Sihang Zhou1, Dong Nie2, Ehsan Adeli3
1College of Intelligence Science and Technology, National University of Defense Technology, No. 109 Deya Road, Changsha, Hunan 410073, China.
Medical Image Analysis
|October 8, 2022
Summary
This study introduces a new proposal-free segmentation network with discriminative deep supervision (DDS) for medical image analysis. The method enhances instance localization and segmentation accuracy, outperforming existing techniques in nuclei and CT image datasets.
Area of Science:
- Medical Image Analysis
- Computer Vision
- Computational Pathology
Background:
- Semantic instance segmentation is vital for medical image analysis tasks like computational pathology and radiation therapy.
- Existing methods (proposal-based and proposal-free) face challenges with irregular shapes, crowded instances, and ambiguous boundaries in medical images.
- Nuclei and CT images present specific difficulties due to shape variations, crowding, and low contrast.
Purpose of the Study:
- To propose a novel proposal-free segmentation network incorporating discriminative deep supervision (DDS).
- To enhance instance localization robustness and segmentation accuracy in challenging medical images.

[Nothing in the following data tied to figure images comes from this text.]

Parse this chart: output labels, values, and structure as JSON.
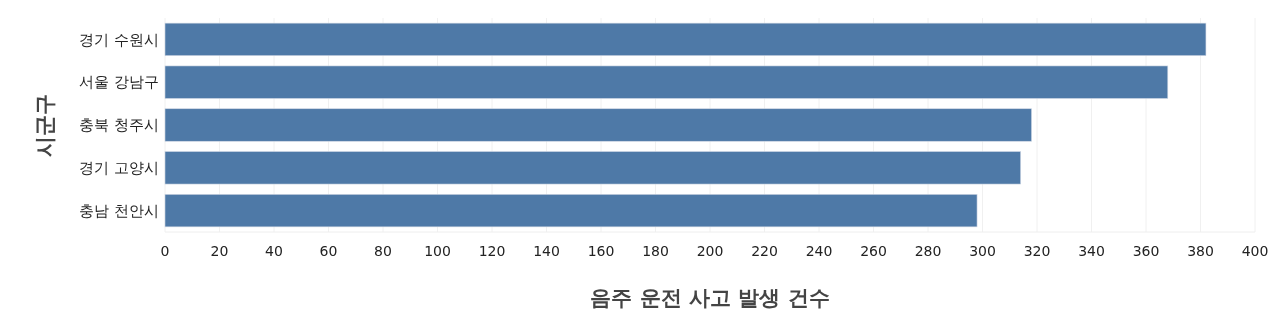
{
  "chart_data": {
    "type": "bar",
    "orientation": "horizontal",
    "categories": [
      "경기 수원시",
      "서울 강남구",
      "충북 청주시",
      "경기 고양시",
      "충남 천안시"
    ],
    "values": [
      382,
      368,
      318,
      314,
      298
    ],
    "color": "#4e79a7",
    "xlabel": "음주 운전 사고 발생 건수",
    "ylabel": "시군구",
    "xlim": [
      0,
      400
    ],
    "xticks": [
      0,
      20,
      40,
      60,
      80,
      100,
      120,
      140,
      160,
      180,
      200,
      220,
      240,
      260,
      280,
      300,
      320,
      340,
      360,
      380,
      400
    ],
    "grid": "x"
  }
}
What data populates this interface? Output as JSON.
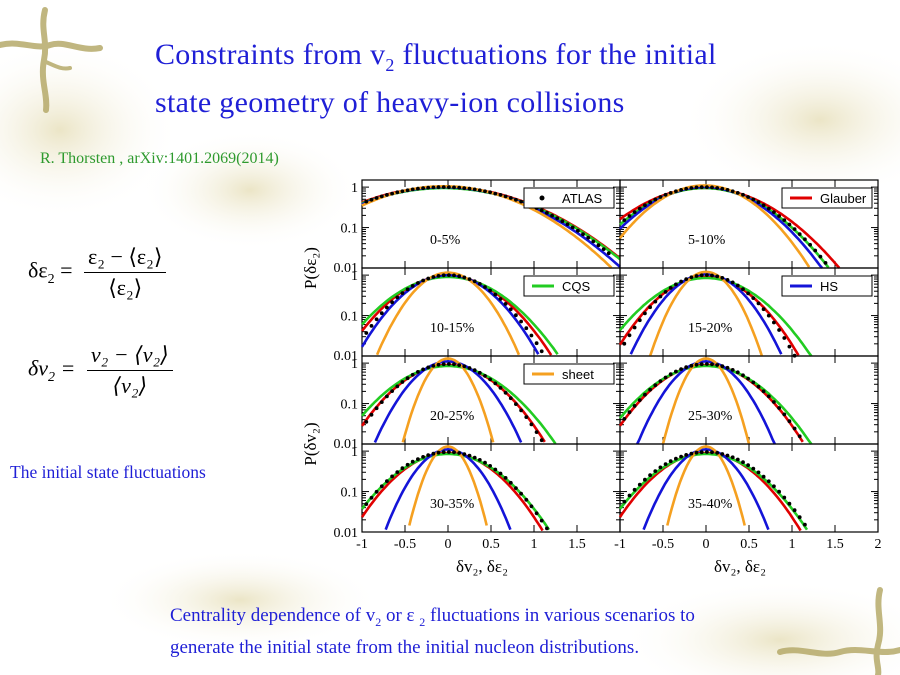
{
  "slide": {
    "title_line1": "Constraints from v",
    "title_sub": "2",
    "title_line1_end": " fluctuations for the initial",
    "title_line2": "state geometry of heavy-ion collisions",
    "reference": "R. Thorsten , arXiv:1401.2069(2014)",
    "side_note": "The initial state fluctuations",
    "caption_part1": "Centrality dependence of v",
    "caption_sub": "2",
    "caption_part2": " or  ε ",
    "caption_sub2": "2",
    "caption_part3": " fluctuations in various scenarios to",
    "caption_line2": "generate the initial state from the initial nucleon distributions."
  },
  "formulas": {
    "eps": {
      "lhs": "δε",
      "lhs_sub": "2",
      "eq": "=",
      "num": "ε₂ − ⟨ε₂⟩",
      "den": "⟨ε₂⟩"
    },
    "v": {
      "lhs": "δv",
      "lhs_sub": "2",
      "eq": "=",
      "num": "v₂ − ⟨v₂⟩",
      "den": "⟨v₂⟩"
    }
  },
  "colors": {
    "title": "#1f1fd6",
    "reference": "#2e9a2e",
    "ATLAS": "#000000",
    "Glauber": "#e00000",
    "CQS": "#22cc22",
    "HS": "#1414d8",
    "sheet": "#f5a020"
  },
  "chart_data": {
    "type": "line",
    "grid": "2x4 panels",
    "y_scale": "log",
    "ylim": [
      0.01,
      1.5
    ],
    "xlim": [
      -1,
      2
    ],
    "x_ticks": [
      "-1",
      "-0.5",
      "0",
      "0.5",
      "1",
      "1.5",
      "2"
    ],
    "y_ticks": [
      "1",
      "0.1",
      "0.01"
    ],
    "xlabel": "δv₂, δε₂",
    "ylabel_top": "P(δε₂)",
    "ylabel_bottom": "P(δv₂)",
    "legend": [
      {
        "name": "ATLAS",
        "style": "dots"
      },
      {
        "name": "Glauber",
        "style": "line"
      },
      {
        "name": "CQS",
        "style": "line"
      },
      {
        "name": "HS",
        "style": "line"
      },
      {
        "name": "sheet",
        "style": "line"
      }
    ],
    "panels": [
      {
        "label": "0-5%",
        "legend": "ATLAS"
      },
      {
        "label": "5-10%",
        "legend": "Glauber"
      },
      {
        "label": "10-15%",
        "legend": "CQS"
      },
      {
        "label": "15-20%",
        "legend": "HS"
      },
      {
        "label": "20-25%",
        "legend": "sheet"
      },
      {
        "label": "25-30%",
        "legend": ""
      },
      {
        "label": "30-35%",
        "legend": ""
      },
      {
        "label": "35-40%",
        "legend": ""
      }
    ],
    "curve_model": "P(x) = peak * exp(-(x - mu)^2 / (2 * sigma^2)), x range [-1, 2]",
    "series_by_panel": [
      {
        "ATLAS": [
          1.0,
          -0.05,
          0.7
        ],
        "Glauber": [
          1.0,
          -0.05,
          0.72
        ],
        "CQS": [
          0.95,
          -0.05,
          0.72
        ],
        "HS": [
          1.0,
          -0.05,
          0.68
        ],
        "sheet": [
          1.05,
          -0.05,
          0.64
        ]
      },
      {
        "ATLAS": [
          1.0,
          -0.02,
          0.48
        ],
        "Glauber": [
          0.95,
          -0.02,
          0.52
        ],
        "CQS": [
          0.95,
          -0.02,
          0.48
        ],
        "HS": [
          1.0,
          -0.02,
          0.45
        ],
        "sheet": [
          1.1,
          -0.02,
          0.4
        ]
      },
      {
        "ATLAS": [
          1.0,
          0.0,
          0.37
        ],
        "Glauber": [
          0.95,
          0.0,
          0.4
        ],
        "CQS": [
          0.9,
          0.0,
          0.43
        ],
        "HS": [
          1.0,
          0.0,
          0.35
        ],
        "sheet": [
          1.15,
          0.0,
          0.27
        ]
      },
      {
        "ATLAS": [
          1.0,
          0.0,
          0.34
        ],
        "Glauber": [
          0.9,
          0.0,
          0.36
        ],
        "CQS": [
          0.85,
          0.0,
          0.41
        ],
        "HS": [
          1.05,
          0.0,
          0.29
        ],
        "sheet": [
          1.2,
          0.0,
          0.21
        ]
      },
      {
        "ATLAS": [
          0.95,
          0.0,
          0.37
        ],
        "Glauber": [
          0.9,
          0.0,
          0.38
        ],
        "CQS": [
          0.85,
          0.0,
          0.42
        ],
        "HS": [
          1.1,
          0.0,
          0.28
        ],
        "sheet": [
          1.3,
          0.0,
          0.17
        ]
      },
      {
        "ATLAS": [
          0.95,
          0.0,
          0.38
        ],
        "Glauber": [
          0.9,
          0.0,
          0.38
        ],
        "CQS": [
          0.85,
          0.0,
          0.41
        ],
        "HS": [
          1.1,
          0.0,
          0.26
        ],
        "sheet": [
          1.3,
          0.0,
          0.16
        ]
      },
      {
        "ATLAS": [
          0.95,
          0.0,
          0.39
        ],
        "Glauber": [
          0.9,
          0.0,
          0.37
        ],
        "CQS": [
          0.85,
          0.0,
          0.4
        ],
        "HS": [
          1.1,
          0.0,
          0.24
        ],
        "sheet": [
          1.3,
          0.0,
          0.15
        ]
      },
      {
        "ATLAS": [
          0.95,
          0.0,
          0.4
        ],
        "Glauber": [
          0.9,
          0.0,
          0.37
        ],
        "CQS": [
          0.85,
          0.0,
          0.4
        ],
        "HS": [
          1.1,
          0.0,
          0.24
        ],
        "sheet": [
          1.3,
          0.0,
          0.15
        ]
      }
    ]
  }
}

- To combine the strengths of proposal-free methods with the localization power of proposal-based methods.
Main Methods:
- Developed a proposal-free segmentation network integrated with a discriminative deep supervision (DDS) module.
- Interleaved the DDS module with a specialized proposal-free segmentation backbone.
- Trained and evaluated the network on nuclei, pelvic CT, and synthetic datasets.
Main Results:
- The proposed network demonstrated superior performance compared to existing methods.
- The DDS module improved feature sensitivity for instance localization.
- Introduced robust pixel-wise instance-level cues, including structural information, for semantic segmentation.
Conclusions:
- The proposed proposal-free segmentation network with DDS effectively addresses limitations of prior methods in medical image analysis.
- The approach achieves robust instance localization and accurate semantic segmentation.
- The method shows significant potential for applications in computational pathology and automated radiation therapy.